The ED50 values for the inhibition of acid secretion are determined by administering one dose of the test compound to one oven and repeating this procedure to at least four rats for each of the three or three dose levels. The results obtained are then used to calculate the ED50 value of the standard quartate amplification procedure used for recreation at each dose. Using the above procedure, an ED 50 value of 0.18 eg / kg was obtained.

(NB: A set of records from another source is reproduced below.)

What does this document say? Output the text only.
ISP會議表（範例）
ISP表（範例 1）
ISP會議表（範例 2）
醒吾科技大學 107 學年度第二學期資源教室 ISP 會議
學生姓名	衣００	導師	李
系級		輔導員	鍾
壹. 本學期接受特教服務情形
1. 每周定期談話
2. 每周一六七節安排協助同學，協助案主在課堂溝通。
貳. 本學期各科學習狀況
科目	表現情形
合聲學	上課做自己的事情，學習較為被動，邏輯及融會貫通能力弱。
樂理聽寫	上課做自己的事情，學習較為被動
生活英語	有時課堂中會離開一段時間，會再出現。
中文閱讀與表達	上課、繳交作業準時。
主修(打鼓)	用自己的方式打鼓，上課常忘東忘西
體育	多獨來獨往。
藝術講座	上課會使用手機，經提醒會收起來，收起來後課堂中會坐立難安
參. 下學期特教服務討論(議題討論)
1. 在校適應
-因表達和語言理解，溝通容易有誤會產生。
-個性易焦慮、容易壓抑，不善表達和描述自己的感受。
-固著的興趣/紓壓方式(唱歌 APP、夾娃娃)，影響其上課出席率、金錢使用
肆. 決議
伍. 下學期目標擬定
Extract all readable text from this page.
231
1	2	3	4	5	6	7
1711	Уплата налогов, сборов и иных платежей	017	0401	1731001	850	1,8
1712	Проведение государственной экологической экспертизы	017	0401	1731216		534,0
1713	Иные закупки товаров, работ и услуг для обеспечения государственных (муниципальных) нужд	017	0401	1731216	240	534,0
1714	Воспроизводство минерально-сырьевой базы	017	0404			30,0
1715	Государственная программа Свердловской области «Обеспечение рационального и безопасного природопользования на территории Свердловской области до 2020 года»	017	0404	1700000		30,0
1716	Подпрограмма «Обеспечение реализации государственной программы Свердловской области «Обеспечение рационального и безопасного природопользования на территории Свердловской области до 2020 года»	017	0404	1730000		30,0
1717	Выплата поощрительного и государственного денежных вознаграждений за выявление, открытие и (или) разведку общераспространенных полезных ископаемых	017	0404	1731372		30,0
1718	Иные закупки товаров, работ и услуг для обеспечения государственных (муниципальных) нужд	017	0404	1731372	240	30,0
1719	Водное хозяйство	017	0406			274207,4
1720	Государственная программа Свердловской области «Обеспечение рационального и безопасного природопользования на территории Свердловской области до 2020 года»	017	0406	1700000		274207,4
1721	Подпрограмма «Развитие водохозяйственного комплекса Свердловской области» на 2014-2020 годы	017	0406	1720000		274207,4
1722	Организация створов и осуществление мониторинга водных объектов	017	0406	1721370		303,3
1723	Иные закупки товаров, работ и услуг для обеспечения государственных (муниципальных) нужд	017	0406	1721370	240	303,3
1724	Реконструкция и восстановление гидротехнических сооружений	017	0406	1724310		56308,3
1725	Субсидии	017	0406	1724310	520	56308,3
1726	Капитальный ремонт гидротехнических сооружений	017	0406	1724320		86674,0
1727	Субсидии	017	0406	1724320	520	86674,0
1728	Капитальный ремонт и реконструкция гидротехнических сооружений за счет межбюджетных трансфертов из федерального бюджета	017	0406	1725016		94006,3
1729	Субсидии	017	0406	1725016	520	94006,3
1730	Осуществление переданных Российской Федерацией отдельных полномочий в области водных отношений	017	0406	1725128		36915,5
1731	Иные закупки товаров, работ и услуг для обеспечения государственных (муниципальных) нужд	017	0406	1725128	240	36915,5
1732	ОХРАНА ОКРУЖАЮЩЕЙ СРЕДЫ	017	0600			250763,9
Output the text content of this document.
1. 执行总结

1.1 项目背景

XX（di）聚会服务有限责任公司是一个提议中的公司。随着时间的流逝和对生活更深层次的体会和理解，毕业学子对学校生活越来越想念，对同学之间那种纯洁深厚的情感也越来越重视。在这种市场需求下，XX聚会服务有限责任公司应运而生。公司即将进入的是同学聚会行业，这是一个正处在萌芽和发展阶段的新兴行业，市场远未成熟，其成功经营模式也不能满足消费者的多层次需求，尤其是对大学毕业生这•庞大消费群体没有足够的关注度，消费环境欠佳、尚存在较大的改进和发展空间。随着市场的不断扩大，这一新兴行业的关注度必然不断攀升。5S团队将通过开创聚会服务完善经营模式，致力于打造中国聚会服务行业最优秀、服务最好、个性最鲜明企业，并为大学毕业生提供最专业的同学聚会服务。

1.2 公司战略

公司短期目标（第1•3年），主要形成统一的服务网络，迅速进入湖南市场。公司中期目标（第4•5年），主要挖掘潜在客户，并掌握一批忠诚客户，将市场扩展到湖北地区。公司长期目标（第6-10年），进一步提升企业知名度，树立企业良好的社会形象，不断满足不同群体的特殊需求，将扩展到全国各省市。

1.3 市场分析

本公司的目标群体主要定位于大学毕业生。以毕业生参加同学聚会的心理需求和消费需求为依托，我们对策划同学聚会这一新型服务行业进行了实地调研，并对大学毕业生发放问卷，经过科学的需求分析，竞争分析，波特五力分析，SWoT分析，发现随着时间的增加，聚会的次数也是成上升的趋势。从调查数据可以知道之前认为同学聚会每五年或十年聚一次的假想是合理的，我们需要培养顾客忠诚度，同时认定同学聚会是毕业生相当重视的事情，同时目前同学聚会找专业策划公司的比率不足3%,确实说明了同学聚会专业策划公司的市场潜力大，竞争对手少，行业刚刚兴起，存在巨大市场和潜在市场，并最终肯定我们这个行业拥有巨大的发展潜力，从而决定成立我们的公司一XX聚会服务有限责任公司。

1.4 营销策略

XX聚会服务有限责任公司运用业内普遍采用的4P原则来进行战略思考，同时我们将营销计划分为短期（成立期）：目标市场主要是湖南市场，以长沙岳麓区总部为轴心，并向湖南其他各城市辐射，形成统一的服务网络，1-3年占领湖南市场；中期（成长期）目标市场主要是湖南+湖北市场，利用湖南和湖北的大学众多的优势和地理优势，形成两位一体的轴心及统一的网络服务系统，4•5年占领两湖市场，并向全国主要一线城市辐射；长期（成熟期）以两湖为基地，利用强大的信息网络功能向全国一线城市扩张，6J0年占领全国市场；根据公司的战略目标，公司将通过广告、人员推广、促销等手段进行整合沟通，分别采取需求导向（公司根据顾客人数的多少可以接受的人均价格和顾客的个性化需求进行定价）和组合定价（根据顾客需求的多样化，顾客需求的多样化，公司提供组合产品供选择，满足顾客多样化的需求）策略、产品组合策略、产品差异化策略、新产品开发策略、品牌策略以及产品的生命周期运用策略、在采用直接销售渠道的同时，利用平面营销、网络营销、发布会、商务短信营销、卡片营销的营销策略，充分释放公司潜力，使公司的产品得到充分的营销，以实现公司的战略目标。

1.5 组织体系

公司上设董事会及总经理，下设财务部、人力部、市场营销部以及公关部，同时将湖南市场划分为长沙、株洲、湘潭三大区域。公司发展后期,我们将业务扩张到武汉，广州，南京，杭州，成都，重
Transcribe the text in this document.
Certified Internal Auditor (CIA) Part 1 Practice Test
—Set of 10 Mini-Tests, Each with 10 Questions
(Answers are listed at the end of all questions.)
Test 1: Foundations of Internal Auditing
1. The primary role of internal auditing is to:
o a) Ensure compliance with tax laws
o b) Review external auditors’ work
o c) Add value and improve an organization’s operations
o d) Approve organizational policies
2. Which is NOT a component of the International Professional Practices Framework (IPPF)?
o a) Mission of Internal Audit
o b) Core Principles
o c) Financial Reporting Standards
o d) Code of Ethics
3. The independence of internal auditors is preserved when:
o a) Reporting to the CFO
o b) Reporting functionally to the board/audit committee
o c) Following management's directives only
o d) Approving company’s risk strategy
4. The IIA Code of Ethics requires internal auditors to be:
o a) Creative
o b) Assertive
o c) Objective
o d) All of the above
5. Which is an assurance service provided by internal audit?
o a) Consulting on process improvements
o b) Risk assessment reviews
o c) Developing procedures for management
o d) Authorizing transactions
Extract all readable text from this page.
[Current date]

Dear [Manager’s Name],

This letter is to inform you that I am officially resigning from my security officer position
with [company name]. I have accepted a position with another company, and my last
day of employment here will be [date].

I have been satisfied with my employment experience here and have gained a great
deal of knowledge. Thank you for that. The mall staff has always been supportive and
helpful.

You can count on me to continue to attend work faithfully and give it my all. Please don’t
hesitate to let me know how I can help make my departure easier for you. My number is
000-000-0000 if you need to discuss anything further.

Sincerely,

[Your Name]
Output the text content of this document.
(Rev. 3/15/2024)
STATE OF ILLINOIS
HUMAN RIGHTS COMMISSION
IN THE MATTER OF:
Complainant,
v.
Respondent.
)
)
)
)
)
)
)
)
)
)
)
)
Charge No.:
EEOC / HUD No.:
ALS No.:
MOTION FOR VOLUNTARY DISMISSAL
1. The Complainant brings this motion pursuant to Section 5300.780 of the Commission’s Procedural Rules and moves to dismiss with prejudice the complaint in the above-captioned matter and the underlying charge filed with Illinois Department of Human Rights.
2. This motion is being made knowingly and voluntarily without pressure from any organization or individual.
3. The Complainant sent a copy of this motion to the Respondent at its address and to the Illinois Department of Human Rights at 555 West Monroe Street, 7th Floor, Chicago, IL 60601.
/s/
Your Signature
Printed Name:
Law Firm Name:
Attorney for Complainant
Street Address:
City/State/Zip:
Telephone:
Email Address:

Preparation of N- / 2 - /// 5- (Diaetilaeino) »ethyl-2furan1 / eeti1 / thio / ethylZ-N '-eti 1 -2-tri-1,1etendiaain

N-Hetyl-1-laethylthio) -2-nitroethenaine 1230 g) in water (400 µl) is heated and heated to 45-50 °. 2 - /// 5- (Dieetilaeino) ethyl-2furanyl / seti1-2-furanyl / ethyl / thio / -etaein (321 g) was added dropwise over 4 h and the resulting solution was stirred for 3.5 h. The solution was then heated at reflux for 1/2 h, cooled to 70 ° t, and 4-ethylpentan-2-one (2 liters) was added. The water was separated by azeotropic distillation · under seanjenia pressure (260 tor) and the resulting solution was treated with animal charcoal (10 g) at 50 ° C. The solution was filtered and cooled to 10 ° C. N- [2- (2-dimethylamino) -ethyl-2-furanyl / ethyl-thio / ethyl] -N '- &lt; RTI ID = 0.0 &gt; ethyl-2-nitro-l, &lt; / RTI &gt; 69-70 °.

Claims (1)

Process for the Preparation of a New Ainoalkyl-Furaosic Darivate of Foraule (lh in which A is hydrogen or a group -C (* CHHOa) P gdi ji P aiti Iti o group, riaguji ia jedinmjM foriuli (CH ₃ ) ₂ NCH ₂ -n CH: x) CHNO, N ⁱ CHjS (cap jNHCNHCHj (I) and its physiologically acceptable salts, indicated by tiu, the compound opiate foriuli (Uh CHsNHZ in which Z is hydrogen or a group -C («CHNO _a ) P in which P iaa burns a given meaning, in the presence of water and / or an organic solvent such as nt ethanol at a tiapirature from room temperature to tiapirature of the solvent riflux, or without a solvent on the tiapirature from 100-120 ^a C, and, if necessary, the yield of yidinmini formi (I) is converted to its pharmaceutically acceptable salt.